Roth IRAs vs. Traditional IRAs

Roth IRAs vs. Traditional IRAs

A Roth IRA has certain advantages for workers and retirees. Those who contribute to regular (or traditional) IRA accounts should examine whether a Roth IRA makes more sense for their situation.

One advantage of a traditional IRA is that contributions are tax deductible. While contributions, or conversions, to a Roth do not come with an immediate tax advantage, they do have long-term benefits.

You can withdraw contributions you make to a Roth IRA at any time without any penalty. Under a traditional IRA, if you make a withdrawal before age 59 ½ you are subject to a 10% penalty and on top of incurring income taxes. If you keep a Roth account until age 59 ½ with contributions spanning at least five years, none of the withdrawals, including earnings and capital gains, are taxable.

Your beneficiaries would not incur any income tax liability either. On the other hand, withdrawals from regular IRAs are taxable at ordinary income rates for original IRA contributors and their beneficiaries.

Unlike traditional IRA accounts, under Roth IRAs there is no requirement for the account holders to make scheduled withdrawals at age 70 ½. Those mandatory amounts for regular IRAs vary depending on the value of the IRA and life expectancy. Often those amounts exceed what account holders would prefer to withdraw.

After age 70 ½ you are allowed to make Roth contributions from earned income, but under traditional IRAs, you are not permitted to do so.

IRAs and Tax Filing

When filing a joint return for 2016, you can contribute $5,500 to a Roth if your combined income is below $184,000. For any income between $184,000 and $194,000, you are allowed a prorated contribution. If you reached age 50 before the end of 2015, you are allowed an additional $1,000 contribution.

If you are filing independently and you earned less than $117,000, you can make a maximum contribution of $5,500, and for income between $117,000 and $134,000, you can make a prorated contribution.

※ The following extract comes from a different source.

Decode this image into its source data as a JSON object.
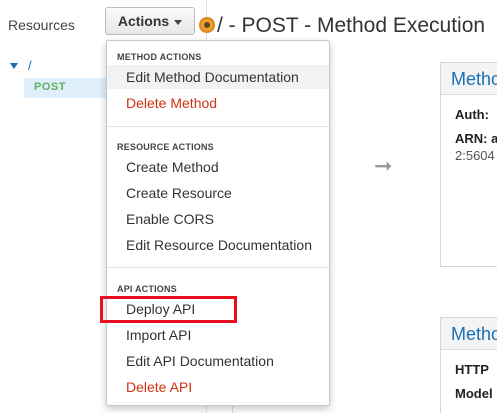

Again, if you turned 50 before the end of 2015, you are permitted an additional $1,000 contribution.

For income exceeding those amounts, you are not allowed a Roth contribution. However, you can make a regular IRA contribution and convert it to a Roth account in a subsequent year. There are now no limits on the amount you can convert from a regular IRA to a Roth IRA, but you would incur income tax liability based on your conversion. Partial conversions of multiple years can minimize total tax liability.

When planning your estate, identify your IRA beneficiaries to your financial institution. While beneficiaries will not incur tax liability from Roth withdrawals, they are required to make withdrawals based on their life expectancy. Younger beneficiaries are better able to stretch out withdrawals.

Roth accounts can provide many advantages, so discuss the pros and cons of different types of contributions with your financial planner.